Englands Fußballeri­nnen begeistern mit ihren sechs Toren gegen Schottland

- Von Alexander Ludewig, Utrecht

Das englische Team hat sich mit einem 6:0 gegen die Schottinne­n zum EM-Titelfavor­iten gemausert. Die Gründe für die Fortschrit­te bei Englands Frauen sind in der heimischen Liga zu finden.

Ein Knall – nicht besonders laut, aber alle im Stadion Galgenwaar­d schauen sich etwas besorgt um. Fragende Blicke, als nur die Lautsprech­er kurz knacken. Die Aufmerksam­keit der Zuschauer zieht auch der Hubschraub­er über ihnen auf sich. Trotz Entwarnung der Veranstalt­er hatte die Nachricht eines möglichen Terroransc­hlags auf das EM-Spiel der Fußballeri­nnen aus England und Schottland aus der Vorwoche die Besucher sensibilis­iert. Passiert ist in Utrecht nichts. Knallen hörte man es später sogar zuhauf: Viele machten sich einen Spaß daraus, die luftgefüll­ten, orangefarb­enen Klatschsta­ngen platzen zu lassen.

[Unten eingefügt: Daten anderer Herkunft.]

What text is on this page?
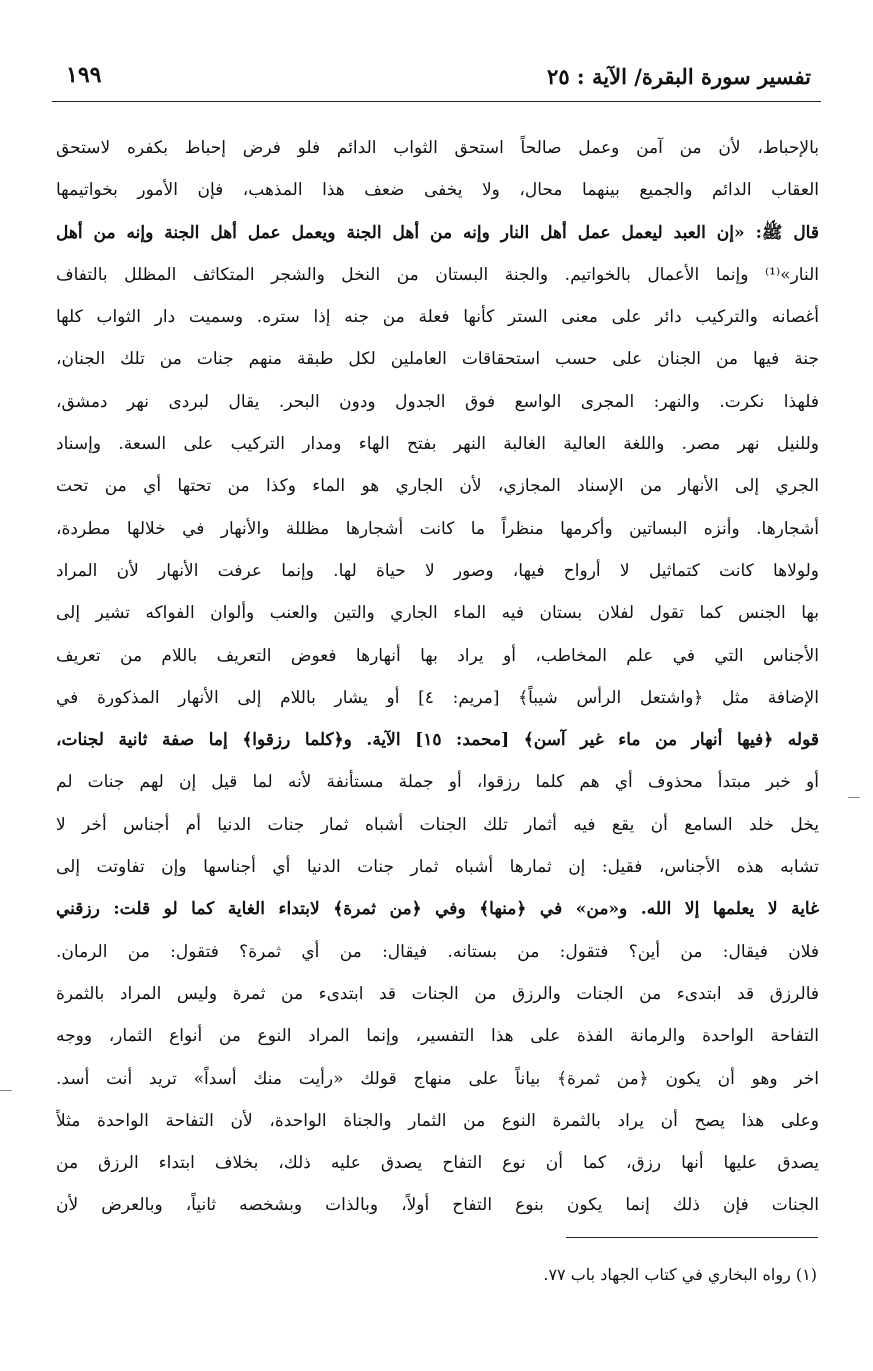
تفسير سورة البقرة/ الآية : ٢٥
١٩٩
بالإحباط، لأن من آمن وعمل صالحاً استحق الثواب الدائم فلو فرض إحباط بكفره لاستحق
العقاب الدائم والجميع بينهما محال، ولا يخفى ضعف هذا المذهب، فإن الأمور بخواتيمها
قال ﷺ: «إن العبد ليعمل عمل أهل النار وإنه من أهل الجنة ويعمل عمل أهل الجنة وإنه من أهل
النار»⁽¹⁾ وإنما الأعمال بالخواتيم. والجنة البستان من النخل والشجر المتكاثف المظلل بالتفاف
أغصانه والتركيب دائر على معنى الستر كأنها فعلة من جنه إذا ستره. وسميت دار الثواب كلها
جنة فيها من الجنان على حسب استحقاقات العاملين لكل طبقة منهم جنات من تلك الجنان،
فلهذا نكرت. والنهر: المجرى الواسع فوق الجدول ودون البحر. يقال لبردى نهر دمشق،
وللنيل نهر مصر. واللغة العالية الغالبة النهر بفتح الهاء ومدار التركيب على السعة. وإسناد
الجري إلى الأنهار من الإسناد المجازي، لأن الجاري هو الماء وكذا من تحتها أي من تحت
أشجارها. وأنزه البساتين وأكرمها منظراً ما كانت أشجارها مظللة والأنهار في خلالها مطردة،
ولولاها كانت كتماثيل لا أرواح فيها، وصور لا حياة لها. وإنما عرفت الأنهار لأن المراد
بها الجنس كما تقول لفلان بستان فيه الماء الجاري والتين والعنب وألوان الفواكه تشير إلى
الأجناس التي في علم المخاطب، أو يراد بها أنهارها فعوض التعريف باللام من تعريف
الإضافة مثل ﴿واشتعل الرأس شيباً﴾ [مريم: ٤] أو يشار باللام إلى الأنهار المذكورة في
قوله ﴿فيها أنهار من ماء غير آسن﴾ [محمد: ١٥] الآية. و﴿كلما رزقوا﴾ إما صفة ثانية لجنات،
أو خبر مبتدأ محذوف أي هم كلما رزقوا، أو جملة مستأنفة لأنه لما قيل إن لهم جنات لم
يخل خلد السامع أن يقع فيه أثمار تلك الجنات أشباه ثمار جنات الدنيا أم أجناس أخر لا
تشابه هذه الأجناس، فقيل: إن ثمارها أشباه ثمار جنات الدنيا أي أجناسها وإن تفاوتت إلى
غاية لا يعلمها إلا الله. و«من» في ﴿منها﴾ وفي ﴿من ثمرة﴾ لابتداء الغاية كما لو قلت: رزقني
فلان فيقال: من أين؟ فتقول: من بستانه. فيقال: من أي ثمرة؟ فتقول: من الرمان.
فالرزق قد ابتدىء من الجنات والرزق من الجنات قد ابتدىء من ثمرة وليس المراد بالثمرة
التفاحة الواحدة والرمانة الفذة على هذا التفسير، وإنما المراد النوع من أنواع الثمار، ووجه
اخر وهو أن يكون ﴿من ثمرة﴾ بياناً على منهاج قولك «رأيت منك أسداً» تريد أنت أسد.
وعلى هذا يصح أن يراد بالثمرة النوع من الثمار والجناة الواحدة، لأن التفاحة الواحدة مثلاً
يصدق عليها أنها رزق، كما أن نوع التفاح يصدق عليه ذلك، بخلاف ابتداء الرزق من
الجنات فإن ذلك إنما يكون بنوع التفاح أولاً، وبالذات وبشخصه ثانياً، وبالعرض لأن
(١) رواه البخاري في كتاب الجهاد باب ٧٧.
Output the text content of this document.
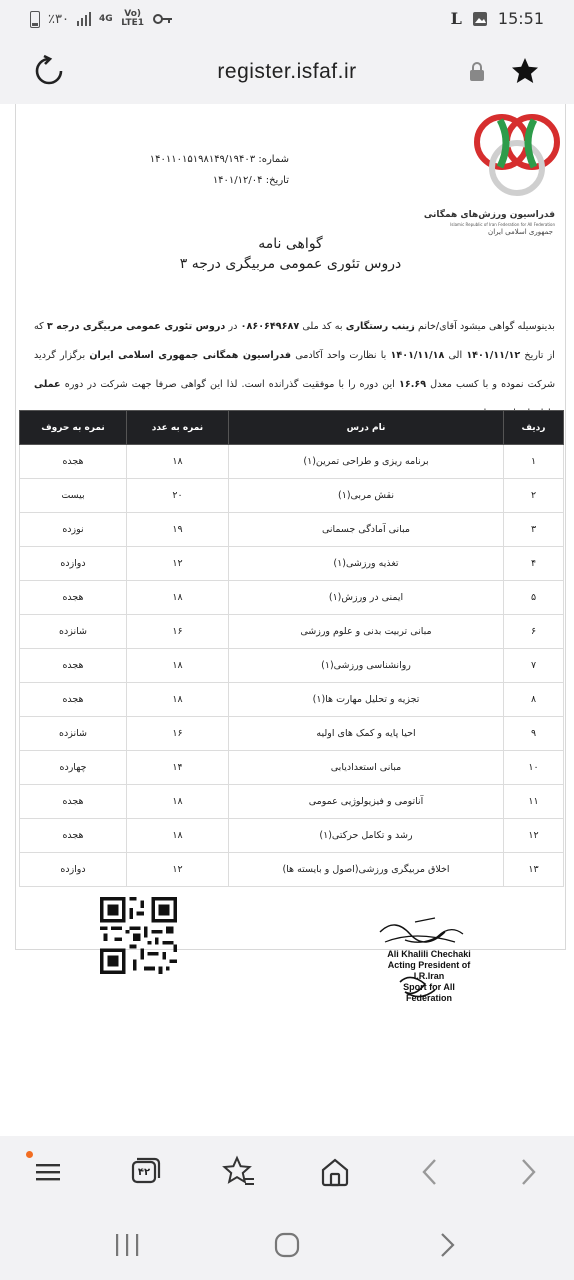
٪۳۰	4G	Vo) LTE1	L 15:51
register.isfaf.ir
فدراسیون ورزش‌های همگانی
Islamic Republic of Iran Federation for All Federation
جمهوری اسلامی ایران
شماره: ۱۴۰۱۱۰۱۵۱۹۸۱۴۹/۱۹۴۰۳
تاریخ: ۱۴۰۱/۱۲/۰۴
گواهی نامه
دروس تئوری عمومی مربیگری درجه ۳
بدینوسیله گواهی میشود آقای/خانم زینب رستگاری به کد ملی ۰۸۶۰۶۴۹۶۸۷ در دروس تئوری عمومی مربیگری درجه ۳ که از تاریخ ۱۴۰۱/۱۱/۱۲ الی ۱۴۰۱/۱۱/۱۸ با نظارت واحد آکادمی فدراسیون همگانی جمهوری اسلامی ایران برگزار گردید شرکت نموده و با کسب معدل ۱۶.۶۹ این دوره را با موفقیت گذرانده است. لذا این گواهی صرفا جهت شرکت در دوره عملی
ردیف	نام درس	نمره به عدد	نمره به حروف
۱	برنامه ریزی و طراحی تمرین(۱)	۱۸	هجده
۲	نقش مربی(۱)	۲۰	بیست
۳	مبانی آمادگی جسمانی	۱۹	نوزده
۴	تغذیه ورزشی(۱)	۱۲	دوازده
۵	ایمنی در ورزش(۱)	۱۸	هجده
۶	مبانی تربیت بدنی و علوم ورزشی	۱۶	شانزده
۷	روانشناسی ورزشی(۱)	۱۸	هجده
۸	تجزیه و تحلیل مهارت ها(۱)	۱۸	هجده
۹	احیا پایه و کمک های اولیه	۱۶	شانزده
۱۰	مبانی استعدادیابی	۱۴	چهارده
۱۱	آناتومی و فیزیولوژیی عمومی	۱۸	هجده
۱۲	رشد و تکامل حرکتی(۱)	۱۸	هجده
۱۳	اخلاق مربیگری ورزشی(اصول و بایسته ها)	۱۲	دوازده
Ali Khalili Chechaki
Acting President of I.R.Iran
Sport for All Federation
۴۲
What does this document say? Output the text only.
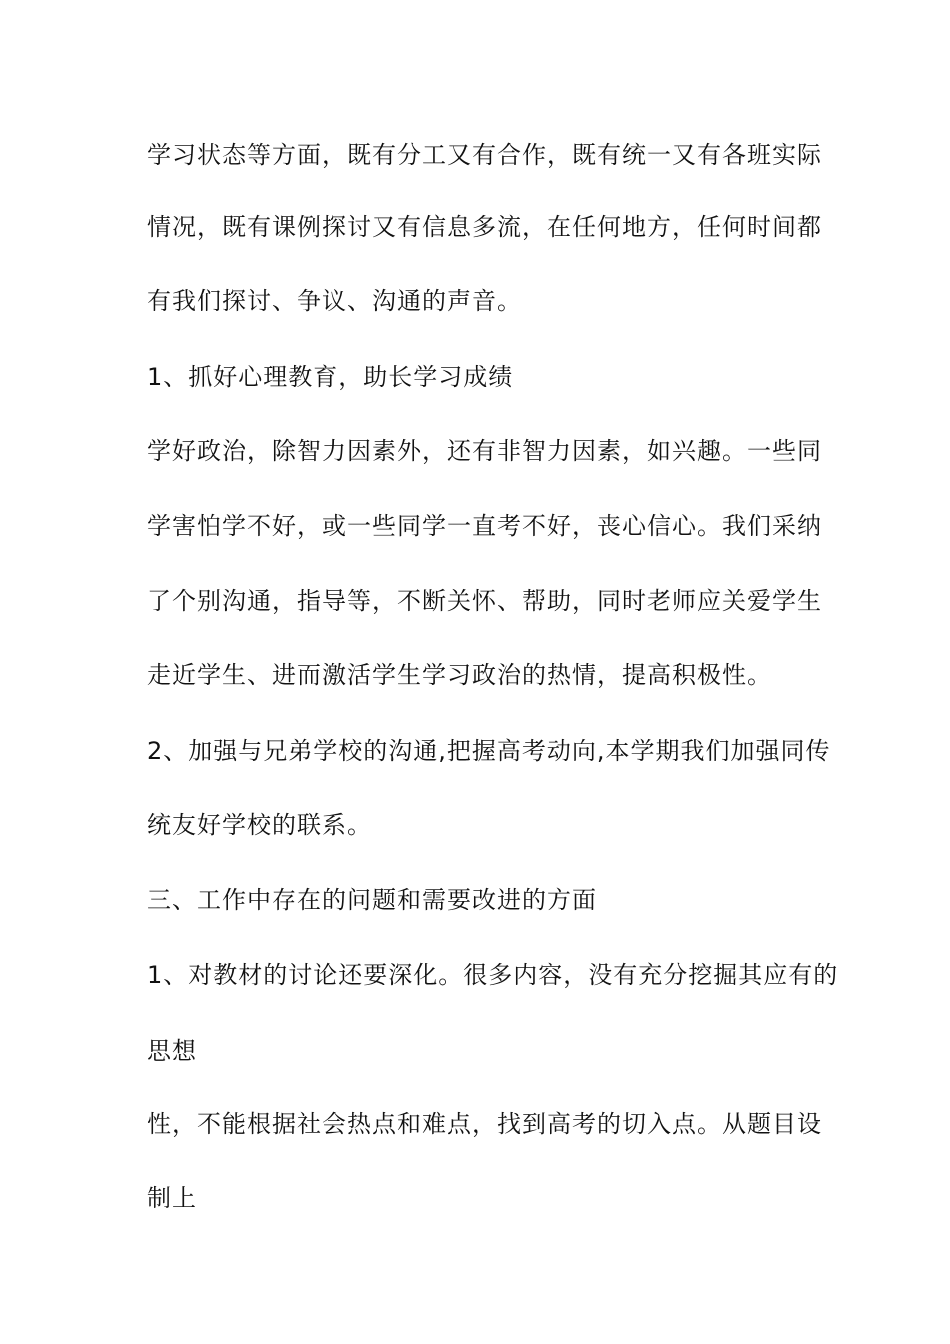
学习状态等方面，既有分工又有合作，既有统一又有各班实际
情况，既有课例探讨又有信息多流，在任何地方，任何时间都
有我们探讨、争议、沟通的声音。
1、抓好心理教育，助长学习成绩
学好政治，除智力因素外，还有非智力因素，如兴趣。一些同
学害怕学不好，或一些同学一直考不好，丧心信心。我们采纳
了个别沟通，指导等，不断关怀、帮助，同时老师应关爱学生
走近学生、进而激活学生学习政治的热情，提高积极性。
2、加强与兄弟学校的沟通,把握高考动向,本学期我们加强同传
统友好学校的联系。
三、工作中存在的问题和需要改进的方面
1、对教材的讨论还要深化。很多内容，没有充分挖掘其应有的
思想
性，不能根据社会热点和难点，找到高考的切入点。从题目设
制上
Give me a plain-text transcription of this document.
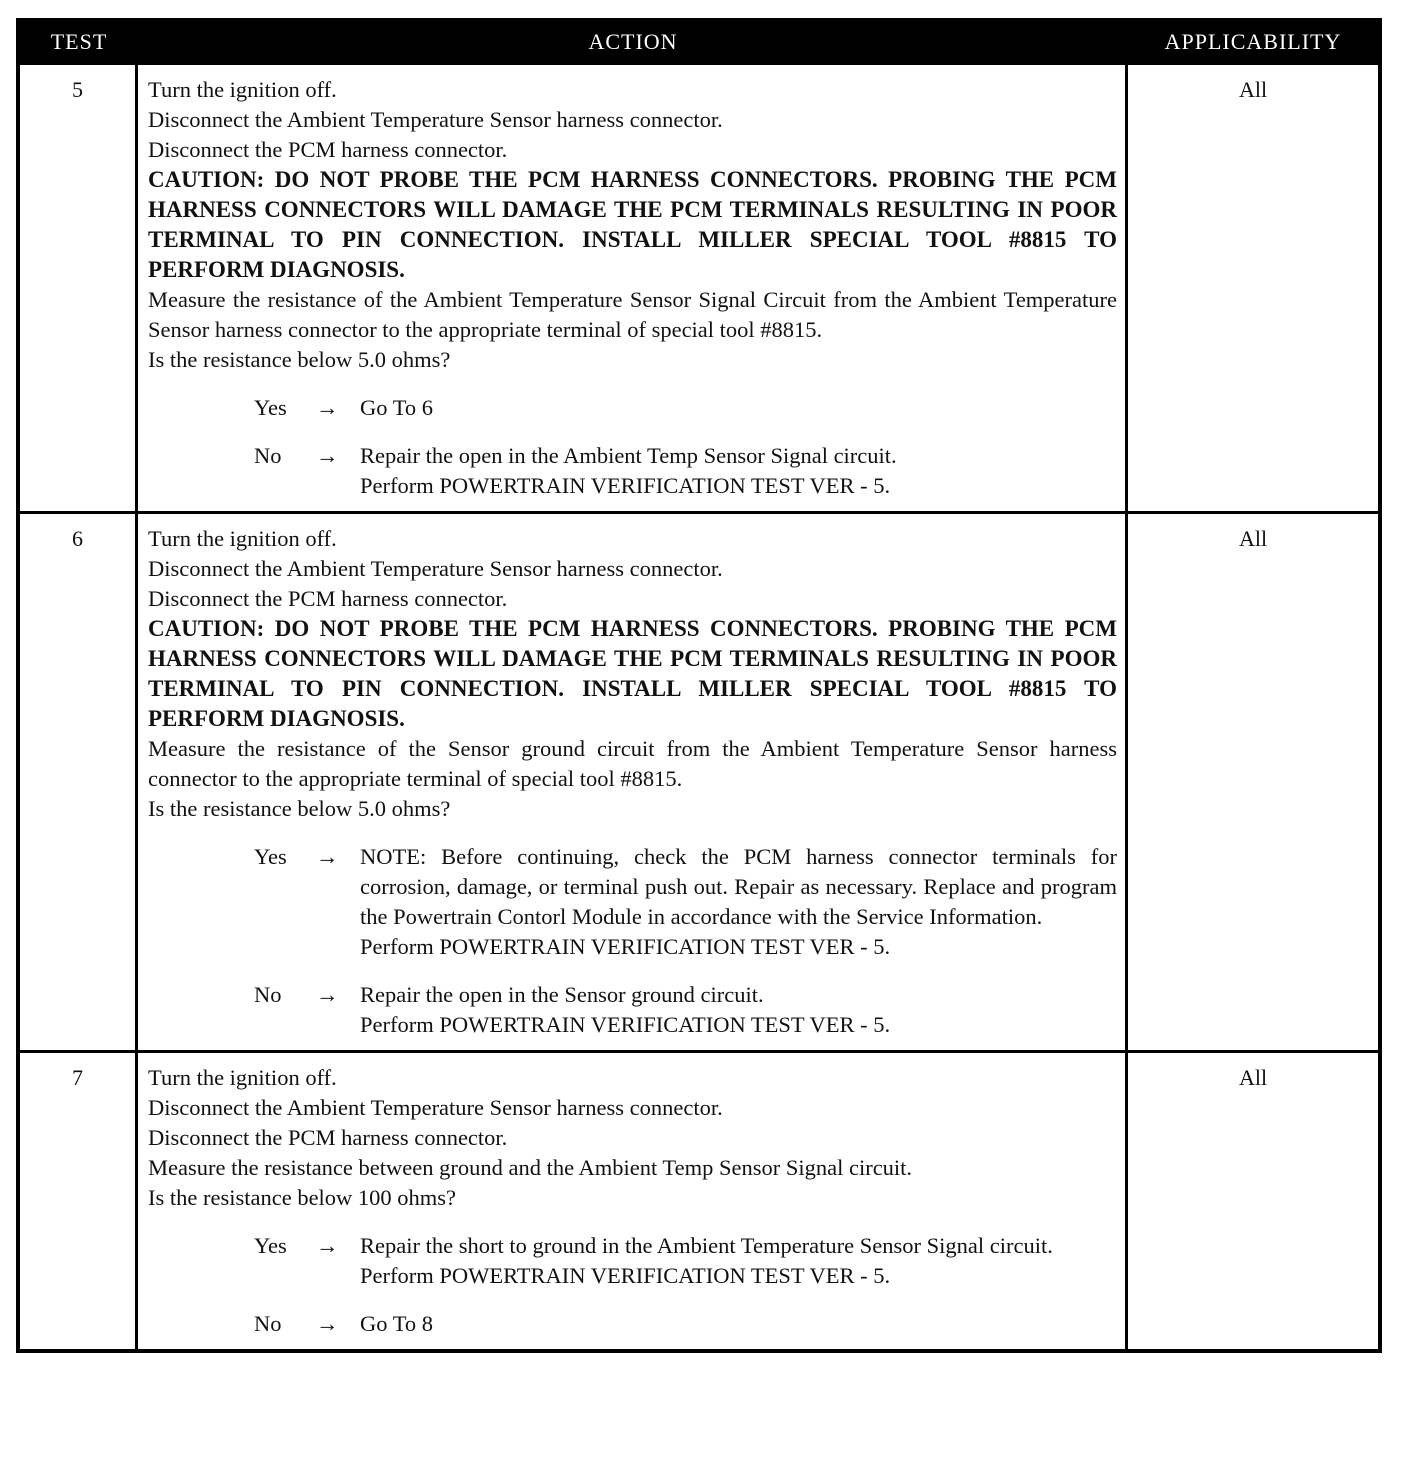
TEST	ACTION	APPLICABILITY
5	Turn the ignition off.
Disconnect the Ambient Temperature Sensor harness connector.
Disconnect the PCM harness connector.
CAUTION: DO NOT PROBE THE PCM HARNESS CONNECTORS. PROBING THE PCM HARNESS CONNECTORS WILL DAMAGE THE PCM TERMINALS RESULTING IN POOR TERMINAL TO PIN CONNECTION. INSTALL MILLER SPECIAL TOOL #8815 TO PERFORM DIAGNOSIS.
Measure the resistance of the Ambient Temperature Sensor Signal Circuit from the Ambient Temperature Sensor harness connector to the appropriate terminal of special tool #8815.
Is the resistance below 5.0 ohms?
Yes	→ Go To 6
No	→ Repair the open in the Ambient Temp Sensor Signal circuit.
Perform POWERTRAIN VERIFICATION TEST VER - 5.
All
6	Turn the ignition off.
Disconnect the Ambient Temperature Sensor harness connector.
Disconnect the PCM harness connector.
CAUTION: DO NOT PROBE THE PCM HARNESS CONNECTORS. PROBING THE PCM HARNESS CONNECTORS WILL DAMAGE THE PCM TERMINALS RESULTING IN POOR TERMINAL TO PIN CONNECTION. INSTALL MILLER SPECIAL TOOL #8815 TO PERFORM DIAGNOSIS.
Measure the resistance of the Sensor ground circuit from the Ambient Temperature Sensor harness connector to the appropriate terminal of special tool #8815.
Is the resistance below 5.0 ohms?
Yes	→ NOTE: Before continuing, check the PCM harness connector terminals for corrosion, damage, or terminal push out. Repair as necessary. Replace and program the Powertrain Contorl Module in accordance with the Service Information.
Perform POWERTRAIN VERIFICATION TEST VER - 5.
No	→ Repair the open in the Sensor ground circuit.
Perform POWERTRAIN VERIFICATION TEST VER - 5.
All
7	Turn the ignition off.
Disconnect the Ambient Temperature Sensor harness connector.
Disconnect the PCM harness connector.
Measure the resistance between ground and the Ambient Temp Sensor Signal circuit.
Is the resistance below 100 ohms?
Yes	→ Repair the short to ground in the Ambient Temperature Sensor Signal circuit.
Perform POWERTRAIN VERIFICATION TEST VER - 5.
No	→ Go To 8
All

Angst verbreiten gerade auch die Engländeri­nnen. Keine lebensgefä­hrliche, es geht ja nur um Fußball. »Man muss aufpassen«, warnte aber Markus Högner, Co-Trainer der deut- schen Mannschaft, schon vor der Europameis­terschaft. Mit dem deutlichen 6:0 gegen Schottland am Mittwochab­end hat das englische Team ein Ausrufezei­chen dahinterge­setzt.

Englands Frauen waren schon bei der ersten EM 1984 dabei, das Finale verloren sie gegen Schweden erst im Elfmetersc­hießen. 2009 erreichten sie erneut das Endspiel, das Ergebnis: 2:6 gegen Deutschlan­d. Ein anderes Duell mit dem achtmalige­n Europameis­ter zeigte dann aber die gute Entwicklun­g auf der Insel: Bei der WM 2015 gewannen die Engländeri­nnen das Spiel um Platz drei mit 1:0.

Mark Sampson ist ein Gesicht dieses Erfolgs. Am Mittwochab­end konnte er gar nicht mehr aufhören zu strahlen. »Wir feiern heute noch mit unseren Familien und Freunden«, sagte Englands Nationaltr­ainer. Der 34-Jährige hatte das Team nach dem enttäusche­nden Vorrundena­us bei der EM 2013 übernommen. Der dritte Platz bei der WM soll nur der Anfang gewesen sein. »Unser Anspruch ist der Titel!«, sagt er nun bei der EM.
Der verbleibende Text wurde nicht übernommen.